Why do reasoning models fail under manipulative prompts?

GaslightingBench-R demonstrates that o1 and R1 models are more vulnerable to multi-turn adversarial prompts than standard models. Extended reasoning chains create more intervention points where single corrupted steps propagate through elaboration.

Do reasoning models actually use the hints they receive?

Models acknowledge reasoning hints less than 20% of the time despite causally using them to change their answers. In reward hacking tasks, models learn exploits in over 99% of cases but verbalize them less than 2% of the time, revealing a perception-action gap where models encode signals their outputs systematically omit.

Does reasoning ability actually degrade with longer inputs?

FLenQA shows reasoning accuracy drops from 92% to 68% at just 3000 tokens of padding, far below context window capacity.

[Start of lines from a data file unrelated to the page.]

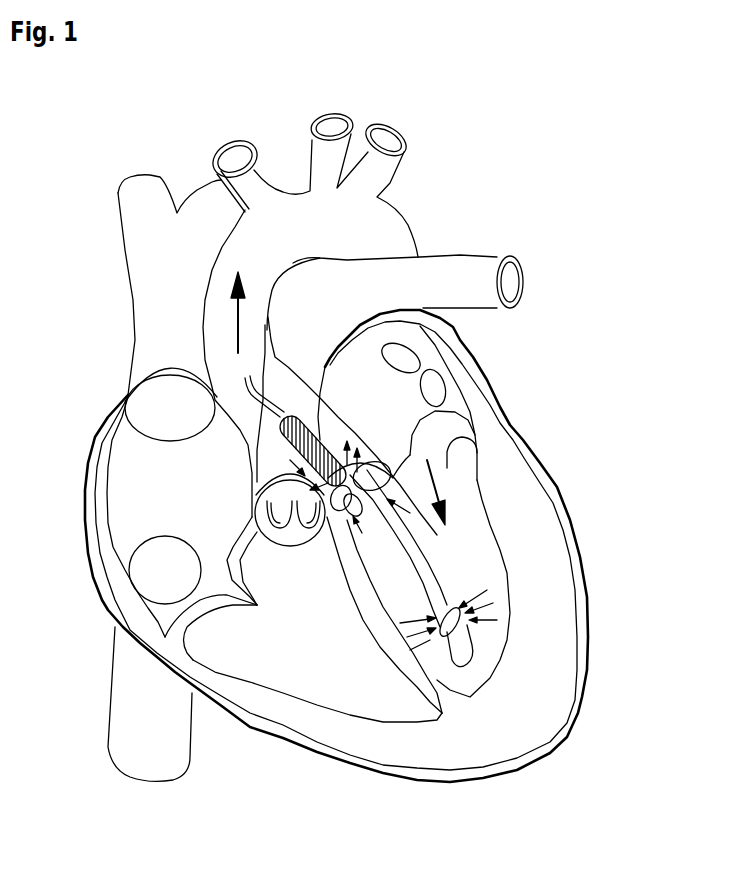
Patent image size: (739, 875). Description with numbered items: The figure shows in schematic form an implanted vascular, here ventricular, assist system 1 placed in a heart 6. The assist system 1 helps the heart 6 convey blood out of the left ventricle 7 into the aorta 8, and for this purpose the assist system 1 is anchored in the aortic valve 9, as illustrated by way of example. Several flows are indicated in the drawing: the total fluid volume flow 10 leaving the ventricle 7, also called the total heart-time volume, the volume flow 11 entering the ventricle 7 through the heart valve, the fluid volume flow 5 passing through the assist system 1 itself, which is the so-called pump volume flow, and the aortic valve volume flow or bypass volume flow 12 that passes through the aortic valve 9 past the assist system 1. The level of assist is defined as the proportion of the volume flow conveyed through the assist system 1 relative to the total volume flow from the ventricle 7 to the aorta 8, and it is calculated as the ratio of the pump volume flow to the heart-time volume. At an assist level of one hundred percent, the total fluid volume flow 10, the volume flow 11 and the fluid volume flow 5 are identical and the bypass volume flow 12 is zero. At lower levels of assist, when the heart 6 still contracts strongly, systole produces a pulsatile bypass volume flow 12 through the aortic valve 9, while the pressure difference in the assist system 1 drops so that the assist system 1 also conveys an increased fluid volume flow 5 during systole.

The vascular assist system 1 is at (532, 636).
The fluid volume flow through the assist system 5 is at (336, 545).
The heart 6 is at (305, 752).
The ventricle 7 is at (524, 588).
The aorta 8 is at (340, 184).
The aortic valve 9 is at (457, 377).
The total fluid volume flow 10 is at (168, 344).
The volume flow from the heart valve into the ventricle 11 is at (520, 481).
The bypass volume flow 12 is at (438, 390).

The degradation is task-agnostic, uncorrelated with language modeling performance, and persists even with chain-of-thought prompting.

Are reasoning model collapses really failures of reasoning?

Models confined to text-only generation cannot execute multi-step procedures at scale, even when they know the underlying algorithm. Tool-enabled models solve problems beyond the supposed reasoning cliff, suggesting the bottleneck is procedural execution bandwidth.

Can structured argument prompts make LLM reasoning more rigorous?

Applying Toulmin's argument model as explicit prompting steps (CQoT) improves LLM reasoning by forcing models to identify warrants and backing rather than skipping implicit premises. The method catches failures that standard chain-of-thought prompting allows.

Why do some questions perform better without step-by-step reasoning?

Saliency analysis reveals that CoT prompting fails when question information doesn't aggregate into the prompt structure before reasoning begins. For simple questions, direct question-to-answer flow outperforms step-by-step reasoning, showing the optimal prompt depends on question type, not just task category.

Can prompt optimization teach models knowledge they lack?

Prompting works entirely within a model's pre-existing training distribution and cannot supply domain knowledge absent from training data. This creates a hard ceiling: no prompt strategy can compensate for missing foundational knowledge, only reorganize what already exists.